Why cert-manager instead of Certbot?


#1

I’m learning kubernetes and I have a cluster which needs certs. I see various projects for this, and I’m wondering why I might use either cert-manager or kube-cert-manager over using the Certbot image directly.


#2

Bump. Seems like a simple question, is there something wrong with it? I would think that the Certbot image is a more ideal solution since it’s containerized and officially supported by Let’s Encrypt. Are the alternatives more lightweight? Is there a tradeoff in the feature set? I’m not that educated on networking and crypto, so a little help here would be much appreciated.


#3

Hi @rm-rf-etc,

Unfortunately I don’t have any Kubernetes experience so my answers aren’t likely very helpful :slight_smile: I suspect that the answer is that cert-manager and kube-cert-manager are more Kubernetes focused and probably offer a tighter integration than Certbot. I’m sure its possible to use Certbot in this context but Certbot is definitely a more general purpose ACME client than either kube-cert-manager or cert-manager and caters to use-cases you wouldn’t care about (standalone mode, nginx/apache plugins, etc).

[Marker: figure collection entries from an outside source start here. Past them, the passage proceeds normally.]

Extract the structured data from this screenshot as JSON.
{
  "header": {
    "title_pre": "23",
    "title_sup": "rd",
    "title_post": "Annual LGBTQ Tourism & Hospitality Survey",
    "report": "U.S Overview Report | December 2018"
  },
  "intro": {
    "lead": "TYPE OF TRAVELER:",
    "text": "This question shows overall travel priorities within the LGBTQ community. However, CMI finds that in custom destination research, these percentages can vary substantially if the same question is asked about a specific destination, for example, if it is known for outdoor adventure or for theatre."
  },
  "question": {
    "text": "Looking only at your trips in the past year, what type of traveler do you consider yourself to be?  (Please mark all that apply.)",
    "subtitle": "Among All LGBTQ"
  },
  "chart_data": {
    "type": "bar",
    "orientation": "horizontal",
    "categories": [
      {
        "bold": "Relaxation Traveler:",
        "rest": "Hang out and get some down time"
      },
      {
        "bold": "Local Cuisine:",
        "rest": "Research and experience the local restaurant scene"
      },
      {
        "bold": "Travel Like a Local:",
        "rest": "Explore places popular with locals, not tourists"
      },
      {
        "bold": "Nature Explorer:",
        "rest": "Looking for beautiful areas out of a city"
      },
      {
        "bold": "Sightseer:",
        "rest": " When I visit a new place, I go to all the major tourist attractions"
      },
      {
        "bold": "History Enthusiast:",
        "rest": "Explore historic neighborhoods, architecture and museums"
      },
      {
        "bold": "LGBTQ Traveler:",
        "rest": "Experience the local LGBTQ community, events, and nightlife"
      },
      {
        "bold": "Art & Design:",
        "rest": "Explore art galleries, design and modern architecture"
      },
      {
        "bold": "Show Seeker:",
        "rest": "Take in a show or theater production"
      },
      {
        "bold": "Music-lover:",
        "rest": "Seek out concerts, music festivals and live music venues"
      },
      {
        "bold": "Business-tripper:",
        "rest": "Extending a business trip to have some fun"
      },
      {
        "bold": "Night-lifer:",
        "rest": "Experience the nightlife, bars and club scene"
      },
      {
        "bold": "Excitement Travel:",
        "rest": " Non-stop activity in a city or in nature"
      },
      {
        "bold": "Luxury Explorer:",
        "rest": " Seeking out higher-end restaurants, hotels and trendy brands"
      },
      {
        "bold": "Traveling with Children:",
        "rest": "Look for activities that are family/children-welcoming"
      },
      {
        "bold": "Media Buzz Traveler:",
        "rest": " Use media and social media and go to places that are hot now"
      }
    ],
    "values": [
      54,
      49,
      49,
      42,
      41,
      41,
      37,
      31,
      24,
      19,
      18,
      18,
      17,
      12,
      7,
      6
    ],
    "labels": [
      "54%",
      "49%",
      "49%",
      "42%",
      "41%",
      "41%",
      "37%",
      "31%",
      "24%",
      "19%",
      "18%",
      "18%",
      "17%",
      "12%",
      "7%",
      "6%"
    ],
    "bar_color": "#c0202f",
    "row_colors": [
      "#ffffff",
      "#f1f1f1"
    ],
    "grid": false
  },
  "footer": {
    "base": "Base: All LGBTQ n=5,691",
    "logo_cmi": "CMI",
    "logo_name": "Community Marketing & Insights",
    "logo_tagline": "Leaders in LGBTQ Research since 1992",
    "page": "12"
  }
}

Since there hasn’t been much uptake on your thread here it might make sense to open an issue with either kube-cert-manager or cert-manager to ask the developers of that software for their perspective on this question. They likely have more Kubernetes context to apply to the topic.

Hope that helps!


#4

The main difference is that the kubernetes clients store the certificates and private keys as k8s secrets, whereas the certbot container will store the certificate and private keys in a volume.

Secrets have a few security advantages, and they’re still exposed to your containers as read-only volumes so they aren’t really any harder to use than a volume populated by certbot.


#5

This topic was automatically closed 30 days after the last reply. New replies are no longer allowed.